At one point she was existing on half a yoghurt and maybe an apple each day. Yet she managed to lead a relatively normal family life. From a middle-class background, Eichbaum grew up in Tiergarten and worked as a waitress in local restaurants. Ten years ago, she met her husband and they have a six-year-old daughter, Gioia Maria.
Two years ago, Eichbaum's mother persuaded her to seek help. She agreed more for the sake of her daughter than herself.
"I had no love to give her because I couldn't feel anything. Then, when Gioia was four years old, she'd say, `Oh my God, don't I look fat?' That's when I realized I had to get better," Eichbaum said.
It was during therapy that Eichbaum came up with her idea, and Ralf, also in the restaurant business, is now involved.
Part of the plan is to set up an advice center -- at the moment a chaotic office attached to the restaurant -- which will open in February.
"The aim is to get girls to come here and eventually learn to cook for themselves," Eichbaum said. "We're going to set up a small kitchen area in the center.

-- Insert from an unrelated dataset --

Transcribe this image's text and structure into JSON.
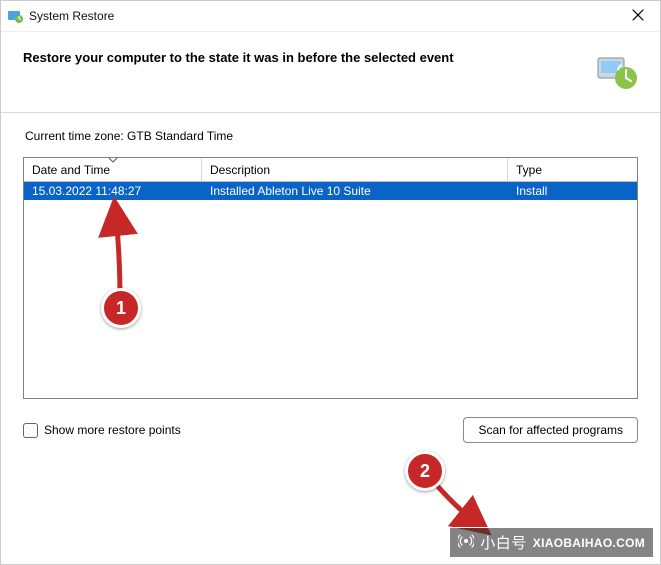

That's how my therapy helped me. I was taught to prepare my own food and then eat it."
But from a commercial point of view, some critics are unconvinced.

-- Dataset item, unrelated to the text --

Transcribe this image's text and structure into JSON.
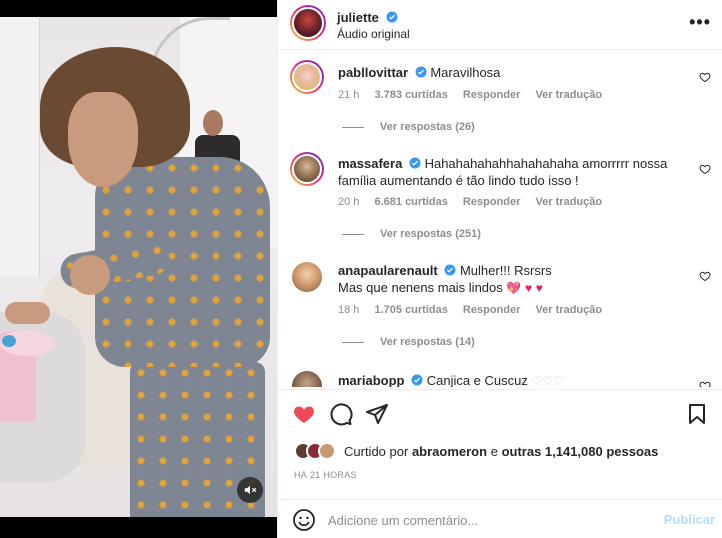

"I don't think Mr [Terence] Conran will be rushing out to open one," said Charles Campion, food critic and compiler of the Rough Guide to London Restaurants.
"Nothing will take off over here that's so incredibly specialist. It's already difficult enough taking a vegetarian out to dinner. And anyway, what does an anorexic's partner order -- a big plate of chips?" he said.
As for the menu names, Campion is dismissive.
"It's a gimmick to sell more dishes. In this case, it's a bit like renaming steak and kidney pie in the hope that a vegetarian will eat it. Will it work? I don't think so," he said.
Critics may scoff at the concept, but how many recent restaurant launchings have garnered quite so much publicity, even before they've opened? Last week, Eichbaum's story made the front page of a German tabloid, and Italian and French newspapers have been quick to catch on -- Tom Aikens and Marco Pierre White would be envious of such attention.
"I really think it will take off: there is such a need for this," Eichbaum said.
Recently, German news reported that star Olympic swimmer Franziska van Almsick battled with anorexia as a teenager; and according to a new survey, the number of those suffering from eating disorders in Germany has tripled over the past decade. It's a similar picture over in the UK.
Chef Claudia insists that cooking in Sehnsucht is already helping her recovery.
"I hadn't eaten a certain pork dish for five years. But people around me were eating it and I tried some and thought, this is quite good. I like it. I'm even learning to eat meat again," she said.